「失礼します」
「入りなさい」
 返事を確認してから、私は箱を廊下に置き、膝をついて障子を開けた。
 床に伏せていた奥方が身を起こしたところだった。艶を失った長い黒髪が乱れて頬にかかっている。顔色はいつもと同じ――つまり、あまり良くない。特段、病にかかっているわけではない。奥方が伏せっているのは、精神的な不調による部分が大きかった。
 私は襖を閉めた。これから話すことは、あまり人に知られるわけにはいかない。いくら屋敷の片隅に押し込められていようとも、この敷地内においては敵地のただ中に等しかった。
「例の眼鏡をご用意しました」
 奥方の側まで歩み寄り、頭を下げたまま、浅い作りの箱を畳の上に滑らせるように渡した。
 奥方の白く細い手が紐をほどき、箱の蓋を外した。中には眼鏡が入っている。
 ――奥方が、双子の娘の片割れにと用意した呪具だ。
 奥方が眼鏡を手に取り、しげしげと眺める。
「ご苦労さま」
 奥方に無感情にねぎらわれる。
「これで本当に見えるのですね」
「はい。そう伺っております」
「そう。これで……」
 奥方が眼鏡を持ち上げ、レンズ越しに部屋の隅を見つめた。
「このようなものを……」
 嘆息するような言葉が淀んだ空気を浮遊する。自分で頼んでおきながら、気乗りしないような響きだった。
 無理もない。この眼鏡は、かけた人間に呪霊を見せることができる。呪術界の御三家に数えられるこの家においては、無用の長物でしかなかった。たった一人の例外――奥方の双子の娘の片方を置いて。

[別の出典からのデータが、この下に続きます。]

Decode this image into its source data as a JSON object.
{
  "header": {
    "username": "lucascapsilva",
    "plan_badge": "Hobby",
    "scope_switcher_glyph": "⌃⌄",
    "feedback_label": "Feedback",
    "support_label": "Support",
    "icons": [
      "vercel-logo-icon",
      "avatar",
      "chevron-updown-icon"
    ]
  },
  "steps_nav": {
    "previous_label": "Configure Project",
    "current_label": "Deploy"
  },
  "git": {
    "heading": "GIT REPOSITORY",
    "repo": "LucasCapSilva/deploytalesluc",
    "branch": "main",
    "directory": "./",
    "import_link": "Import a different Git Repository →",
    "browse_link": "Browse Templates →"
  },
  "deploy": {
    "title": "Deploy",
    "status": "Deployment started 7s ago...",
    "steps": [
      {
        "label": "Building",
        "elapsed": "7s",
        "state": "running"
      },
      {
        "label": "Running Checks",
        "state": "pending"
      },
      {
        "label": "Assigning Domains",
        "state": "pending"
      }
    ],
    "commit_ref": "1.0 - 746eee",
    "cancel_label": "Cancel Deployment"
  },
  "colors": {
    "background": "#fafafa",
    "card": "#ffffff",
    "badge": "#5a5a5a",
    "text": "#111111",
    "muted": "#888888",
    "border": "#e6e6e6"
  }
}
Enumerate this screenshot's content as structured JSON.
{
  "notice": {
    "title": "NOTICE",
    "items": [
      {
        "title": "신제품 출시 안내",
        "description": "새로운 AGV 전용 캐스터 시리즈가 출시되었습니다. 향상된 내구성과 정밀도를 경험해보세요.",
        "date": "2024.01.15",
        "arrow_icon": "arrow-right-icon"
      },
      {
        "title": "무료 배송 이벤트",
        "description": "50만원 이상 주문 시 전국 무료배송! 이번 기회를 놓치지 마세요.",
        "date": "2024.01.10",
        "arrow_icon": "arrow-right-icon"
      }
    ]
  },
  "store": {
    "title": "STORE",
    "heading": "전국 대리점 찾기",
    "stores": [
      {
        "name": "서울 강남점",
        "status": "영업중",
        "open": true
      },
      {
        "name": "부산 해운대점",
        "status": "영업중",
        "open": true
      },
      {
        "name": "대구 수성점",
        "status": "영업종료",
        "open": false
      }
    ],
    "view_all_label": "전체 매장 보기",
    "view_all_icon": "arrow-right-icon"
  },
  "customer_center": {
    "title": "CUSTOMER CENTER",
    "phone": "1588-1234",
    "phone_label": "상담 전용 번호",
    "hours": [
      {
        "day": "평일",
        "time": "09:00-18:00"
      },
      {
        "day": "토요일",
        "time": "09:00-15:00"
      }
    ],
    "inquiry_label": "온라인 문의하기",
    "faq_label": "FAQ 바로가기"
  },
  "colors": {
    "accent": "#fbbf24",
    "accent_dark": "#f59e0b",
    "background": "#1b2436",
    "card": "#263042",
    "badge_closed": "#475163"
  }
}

「あの子にはわたくしから渡しておきます。ここへ呼んでちょうだい」
「承知いたしました。それでは失礼いたします」
 これで私の役割は終わりだ。後は当人たちがどうにかするしかない。肩の荷が下りたような心地で私が退出しようとしたところで、襖ががらりと開いた。
「おお、今日は元気そうだな」
「いつもと変わりありません」
 にべもなく奥方が言い放った。
 対する相手――白髪の老人は大口を開けて笑った。ぴんと跳ねた針金のような髭。年齢に見合わず、筋骨隆々の体格。
 私はさっと頭を下げた。
「それだけ口が利けるのであれば、元気だろう」
 奥方が眼鏡を箱に戻した。
「む、それが例の眼鏡か」
「そうです」
「儂にも見せてくれ」
「かけたところで何もございませんよ」
「当たり前だろう」
 老人――禪院家当主が差し出した手の上に、奥方が眼鏡を乗せた。大きな手のひらの上に乗ると、高価な呪具が途端におもちゃのように見えてくる。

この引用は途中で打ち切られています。